Mi chiedo perché. Certo qualcuno si sarà chiesto perché i sogni sono pieni di luce anche se noi ci troviamo al buio. Il cervello genera immagini, sì, ma da dove viene la luce che le illumina? Quando sono cieche, le persone non vedono più la luce. Allora la luce nel sogno è una memoria della luce o qualche altra cosa?

Ricordo che una volta qualcuno disse di un altro bambino: "Adora il calcio a tal punto che se gli si aprisse la testa ci si troverebbe uno stadio". Questo successe prima che imparassi che molto di quanto la gente diceva non aveva un significato "letterale". Mi chiesi cosa si sarebbe trovato nella mia testa se qualcuno l’avesse aperta. Lo chiesi a mia madre e lei mi rispose: "Il tuo cervello, caro" e mi mostrò l’immagine di una cosa grigia e grinzosa. Io piansi perché la trovai tanto brutta e non volevo che se ne stesse nella mia testa. Mi sentivo sicuro che nessun altro avesse nella testa una cosa così orribile. Loro avevano stadii o gelati o picnic.

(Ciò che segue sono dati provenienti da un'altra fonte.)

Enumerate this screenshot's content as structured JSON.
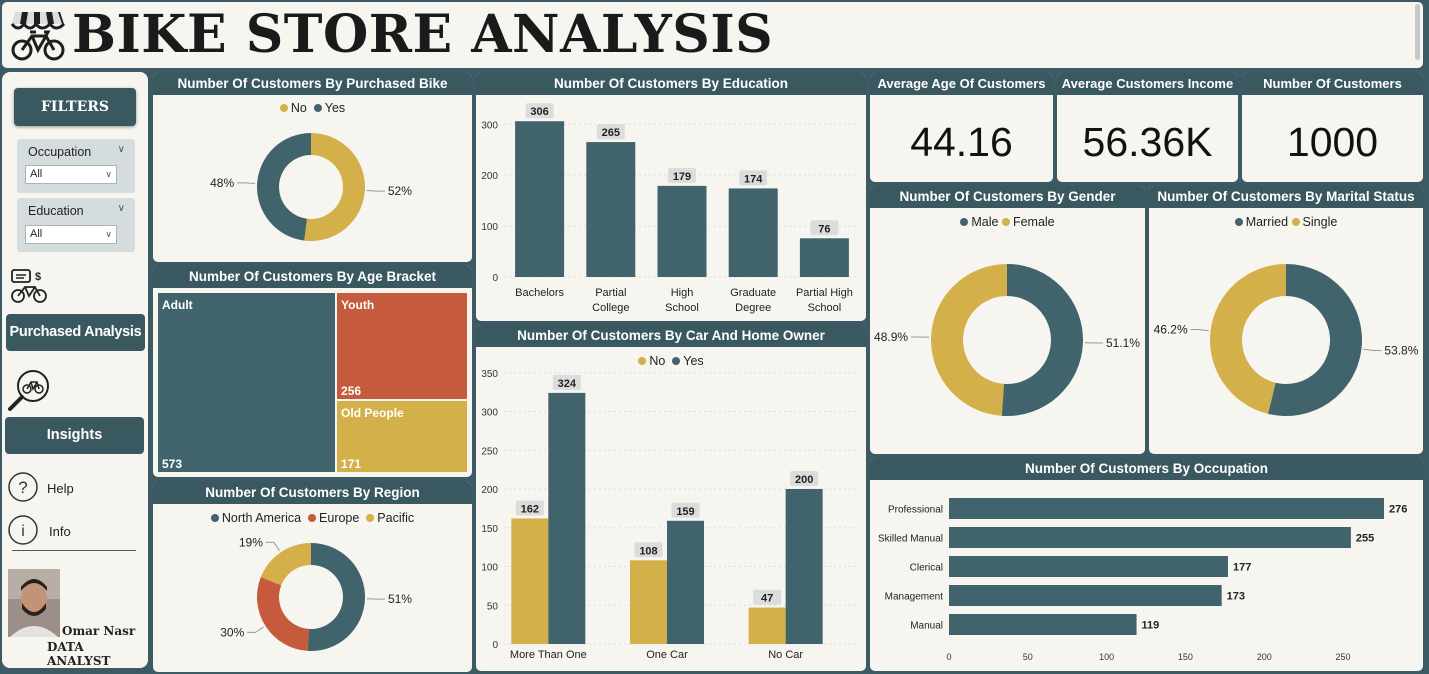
{
  "header": {
    "title": "BIKE STORE ANALYSIS",
    "logo_icon": "bike-store-icon"
  },
  "colors": {
    "teal": "#41636c",
    "gold": "#d4b04a",
    "red": "#c55a3c",
    "header": "#3a5860"
  },
  "sidebar": {
    "filters_label": "FILTERS",
    "occupation": {
      "label": "Occupation",
      "value": "All"
    },
    "education": {
      "label": "Education",
      "value": "All"
    },
    "purchased_label": "Purchased Analysis",
    "insights_label": "Insights",
    "help_label": "Help",
    "info_label": "Info",
    "profile_name": "Omar Nasr",
    "profile_role": "DATA ANALYST"
  },
  "kpis": {
    "avg_age": {
      "title": "Average Age Of Customers",
      "value": "44.16"
    },
    "avg_income": {
      "title": "Average Customers Income",
      "value": "56.36K"
    },
    "num_customers": {
      "title": "Number Of Customers",
      "value": "1000"
    }
  },
  "charts": {
    "purchased": {
      "title": "Number Of Customers By Purchased Bike",
      "chart_data": {
        "type": "pie",
        "categories": [
          "No",
          "Yes"
        ],
        "values": [
          52,
          48
        ],
        "labels": [
          "52%",
          "48%"
        ],
        "colors": [
          "#d4b04a",
          "#41636c"
        ],
        "legend": "top"
      }
    },
    "age": {
      "title": "Number Of Customers By Age Bracket",
      "chart_data": {
        "type": "treemap",
        "categories": [
          "Adult",
          "Youth",
          "Old People"
        ],
        "values": [
          573,
          256,
          171
        ],
        "colors": [
          "#41636c",
          "#c55a3c",
          "#d4b04a"
        ]
      }
    },
    "region": {
      "title": "Number Of Customers By Region",
      "chart_data": {
        "type": "pie",
        "categories": [
          "North America",
          "Europe",
          "Pacific"
        ],
        "values": [
          51,
          30,
          19
        ],
        "labels": [
          "51%",
          "30%",
          "19%"
        ],
        "colors": [
          "#41636c",
          "#c55a3c",
          "#d4b04a"
        ],
        "legend": "top"
      }
    },
    "education": {
      "title": "Number Of Customers By Education",
      "chart_data": {
        "type": "bar",
        "categories": [
          [
            "Bachelors"
          ],
          [
            "Partial",
            "College"
          ],
          [
            "High",
            "School"
          ],
          [
            "Graduate",
            "Degree"
          ],
          [
            "Partial High",
            "School"
          ]
        ],
        "values": [
          306,
          265,
          179,
          174,
          76
        ],
        "ylim": [
          0,
          330
        ],
        "yticks": [
          0,
          100,
          200,
          300
        ],
        "grid": true
      }
    },
    "car_home": {
      "title": "Number Of Customers By Car And Home Owner",
      "chart_data": {
        "type": "bar",
        "categories": [
          "More Than One",
          "One Car",
          "No Car"
        ],
        "series": [
          {
            "name": "No",
            "values": [
              162,
              108,
              47
            ],
            "color": "#d4b04a"
          },
          {
            "name": "Yes",
            "values": [
              324,
              159,
              200
            ],
            "color": "#41636c"
          }
        ],
        "ylim": [
          0,
          360
        ],
        "yticks": [
          0,
          50,
          100,
          150,
          200,
          250,
          300,
          350
        ],
        "legend": "top",
        "grid": true
      }
    },
    "gender": {
      "title": "Number Of Customers By Gender",
      "chart_data": {
        "type": "pie",
        "categories": [
          "Male",
          "Female"
        ],
        "values": [
          51.1,
          48.9
        ],
        "labels": [
          "51.1%",
          "48.9%"
        ],
        "colors": [
          "#41636c",
          "#d4b04a"
        ],
        "legend": "top"
      }
    },
    "marital": {
      "title": "Number Of Customers By Marital Status",
      "chart_data": {
        "type": "pie",
        "categories": [
          "Married",
          "Single"
        ],
        "values": [
          53.8,
          46.2
        ],
        "labels": [
          "53.8%",
          "46.2%"
        ],
        "colors": [
          "#41636c",
          "#d4b04a"
        ],
        "legend": "top"
      }
    },
    "occupation": {
      "title": "Number Of Customers By Occupation",
      "chart_data": {
        "type": "bar",
        "orientation": "horizontal",
        "categories": [
          "Professional",
          "Skilled Manual",
          "Clerical",
          "Management",
          "Manual"
        ],
        "values": [
          276,
          255,
          177,
          173,
          119
        ],
        "xlim": [
          0,
          276
        ],
        "xticks": [
          0,
          50,
          100,
          150,
          200,
          250
        ]
      }
    }
  }
}
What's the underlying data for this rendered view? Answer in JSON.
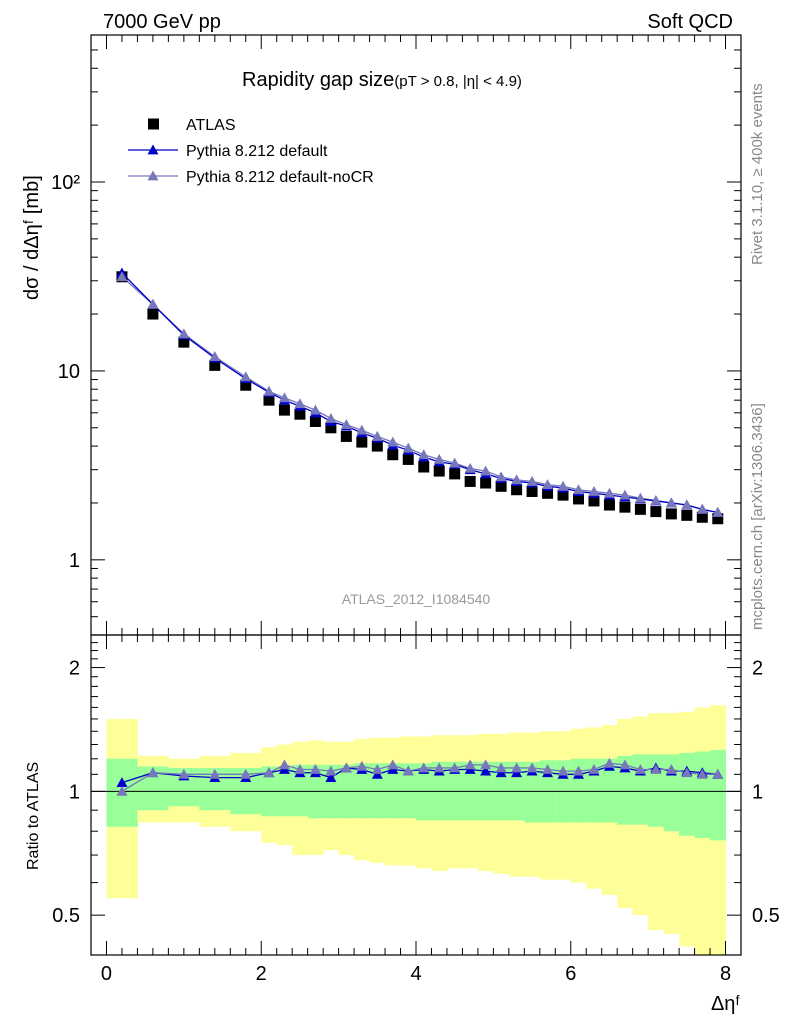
{
  "header": {
    "left": "7000 GeV pp",
    "right": "Soft QCD"
  },
  "side_labels": {
    "rivet": "Rivet 3.1.10, ≥ 400k events",
    "mcplots": "mcplots.cern.ch [arXiv:1306.3436]"
  },
  "title": {
    "main": "Rapidity gap size",
    "sub": "(pT > 0.8, |η| < 4.9)"
  },
  "analysis_label": "ATLAS_2012_I1084540",
  "axes": {
    "main_ylabel": "dσ / dΔηᶠ [mb]",
    "ratio_ylabel": "Ratio to ATLAS",
    "xlabel": "Δηᶠ",
    "main_yticks": [
      "1",
      "10",
      "10²"
    ],
    "ratio_yticks": [
      "0.5",
      "1",
      "2"
    ],
    "xticks": [
      "0",
      "2",
      "4",
      "6",
      "8"
    ]
  },
  "legend": [
    {
      "name": "ATLAS",
      "color": "#000000",
      "marker": "square"
    },
    {
      "name": "Pythia 8.212 default",
      "color": "#0000cc",
      "marker": "triangle"
    },
    {
      "name": "Pythia 8.212 default-noCR",
      "color": "#7777bb",
      "marker": "triangle"
    }
  ],
  "chart_data": {
    "type": "scatter",
    "xlim": [
      -0.2,
      8.2
    ],
    "ylim_main": [
      0.4,
      600
    ],
    "yscale_main": "log",
    "ylim_ratio": [
      0.4,
      2.4
    ],
    "yscale_ratio": "log",
    "x": [
      0.2,
      0.6,
      1.0,
      1.4,
      1.8,
      2.1,
      2.3,
      2.5,
      2.7,
      2.9,
      3.1,
      3.3,
      3.5,
      3.7,
      3.9,
      4.1,
      4.3,
      4.5,
      4.7,
      4.9,
      5.1,
      5.3,
      5.5,
      5.7,
      5.9,
      6.1,
      6.3,
      6.5,
      6.7,
      6.9,
      7.1,
      7.3,
      7.5,
      7.7,
      7.9
    ],
    "series": [
      {
        "name": "ATLAS",
        "values": [
          31.5,
          20.0,
          14.2,
          10.7,
          8.4,
          7.0,
          6.2,
          5.9,
          5.4,
          5.0,
          4.5,
          4.2,
          4.0,
          3.6,
          3.4,
          3.1,
          2.95,
          2.85,
          2.6,
          2.55,
          2.45,
          2.35,
          2.3,
          2.25,
          2.2,
          2.1,
          2.05,
          1.95,
          1.9,
          1.85,
          1.8,
          1.75,
          1.72,
          1.68,
          1.65
        ]
      },
      {
        "name": "Pythia 8.212 default",
        "values": [
          33.0,
          22.5,
          15.5,
          11.7,
          9.1,
          7.7,
          7.0,
          6.5,
          6.0,
          5.4,
          5.1,
          4.7,
          4.4,
          4.05,
          3.8,
          3.5,
          3.3,
          3.2,
          3.0,
          2.85,
          2.7,
          2.6,
          2.55,
          2.45,
          2.4,
          2.3,
          2.25,
          2.2,
          2.15,
          2.1,
          2.05,
          2.0,
          1.95,
          1.85,
          1.78
        ]
      },
      {
        "name": "Pythia 8.212 default-noCR",
        "values": [
          31.5,
          22.5,
          15.7,
          11.9,
          9.3,
          7.8,
          7.2,
          6.7,
          6.2,
          5.6,
          5.2,
          4.85,
          4.5,
          4.2,
          3.9,
          3.6,
          3.4,
          3.25,
          3.05,
          2.95,
          2.75,
          2.65,
          2.6,
          2.5,
          2.45,
          2.35,
          2.3,
          2.25,
          2.2,
          2.12,
          2.06,
          2.0,
          1.95,
          1.85,
          1.78
        ]
      }
    ],
    "ratio": {
      "bin_edges": [
        0.0,
        0.4,
        0.8,
        1.2,
        1.6,
        2.0,
        2.2,
        2.4,
        2.6,
        2.8,
        3.0,
        3.2,
        3.4,
        3.6,
        3.8,
        4.0,
        4.2,
        4.4,
        4.6,
        4.8,
        5.0,
        5.2,
        5.4,
        5.6,
        5.8,
        6.0,
        6.2,
        6.4,
        6.6,
        6.8,
        7.0,
        7.2,
        7.4,
        7.6,
        7.8,
        8.0
      ],
      "band_outer_low": [
        0.55,
        0.84,
        0.84,
        0.82,
        0.8,
        0.75,
        0.74,
        0.7,
        0.7,
        0.72,
        0.7,
        0.68,
        0.67,
        0.66,
        0.66,
        0.65,
        0.64,
        0.65,
        0.65,
        0.64,
        0.63,
        0.62,
        0.62,
        0.61,
        0.61,
        0.6,
        0.58,
        0.56,
        0.52,
        0.5,
        0.46,
        0.45,
        0.42,
        0.4,
        0.37
      ],
      "band_outer_high": [
        1.5,
        1.22,
        1.2,
        1.22,
        1.24,
        1.28,
        1.3,
        1.32,
        1.33,
        1.32,
        1.32,
        1.34,
        1.35,
        1.35,
        1.36,
        1.36,
        1.37,
        1.37,
        1.37,
        1.38,
        1.38,
        1.39,
        1.39,
        1.4,
        1.4,
        1.42,
        1.43,
        1.45,
        1.5,
        1.52,
        1.55,
        1.55,
        1.56,
        1.6,
        1.62
      ],
      "band_inner_low": [
        0.82,
        0.9,
        0.92,
        0.9,
        0.88,
        0.87,
        0.87,
        0.87,
        0.86,
        0.86,
        0.86,
        0.86,
        0.86,
        0.86,
        0.86,
        0.85,
        0.85,
        0.85,
        0.85,
        0.85,
        0.85,
        0.85,
        0.84,
        0.84,
        0.84,
        0.84,
        0.84,
        0.84,
        0.83,
        0.83,
        0.82,
        0.8,
        0.78,
        0.77,
        0.76
      ],
      "band_inner_high": [
        1.2,
        1.15,
        1.14,
        1.14,
        1.14,
        1.15,
        1.15,
        1.16,
        1.16,
        1.16,
        1.16,
        1.17,
        1.17,
        1.17,
        1.17,
        1.17,
        1.18,
        1.18,
        1.18,
        1.18,
        1.18,
        1.18,
        1.18,
        1.19,
        1.19,
        1.2,
        1.2,
        1.2,
        1.22,
        1.23,
        1.23,
        1.23,
        1.24,
        1.25,
        1.26
      ],
      "series": [
        {
          "name": "Pythia 8.212 default",
          "values": [
            1.05,
            1.11,
            1.09,
            1.08,
            1.08,
            1.11,
            1.13,
            1.11,
            1.11,
            1.08,
            1.14,
            1.13,
            1.1,
            1.13,
            1.12,
            1.13,
            1.12,
            1.13,
            1.13,
            1.12,
            1.11,
            1.11,
            1.12,
            1.11,
            1.1,
            1.1,
            1.12,
            1.15,
            1.14,
            1.12,
            1.14,
            1.12,
            1.12,
            1.11,
            1.1
          ]
        },
        {
          "name": "Pythia 8.212 default-noCR",
          "values": [
            1.0,
            1.11,
            1.1,
            1.1,
            1.1,
            1.11,
            1.16,
            1.13,
            1.13,
            1.12,
            1.14,
            1.15,
            1.13,
            1.16,
            1.12,
            1.14,
            1.14,
            1.14,
            1.16,
            1.16,
            1.14,
            1.14,
            1.14,
            1.13,
            1.12,
            1.12,
            1.13,
            1.17,
            1.16,
            1.13,
            1.13,
            1.13,
            1.11,
            1.1,
            1.1
          ]
        }
      ]
    }
  }
}
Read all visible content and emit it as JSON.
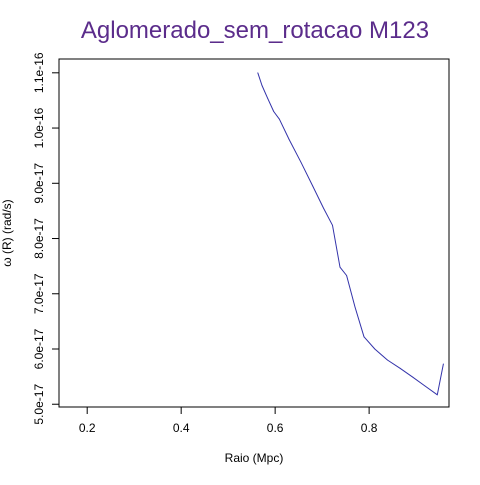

Adesso so che ognuno di noi ha una cosa grigia e grinzosa nella testa, non stadii per il calcio o piscine o la persona amata. Ciò che risiede nella mente non appare nel cervello. In quel momento però quella fu per me l’ennesima prova che io ero fatto in modo sbagliato.

Ciò che ho nella testa ora sono luce e buio e gravità e spazio e spade e supermercati e numeri e persone e schemi tanto belli da farmi venire i brividi in tutto il corpo. Ma ancora non so perché in me ci sono queste configurazioni e non altre.

Il libro risponde a domande concepite da altre persone. Io ho concepito domande alle quali nessuno ha risposto. Avevo sempre pensato che le mie domande fossero sbagliate perché nessun altro le faceva. Forse perché nessuno ci aveva pensato. Forse il buio era arrivato prima. Forse sono io la prima luce a toccare un golfo d’ignoranza.

Forse le mie domande sono importanti.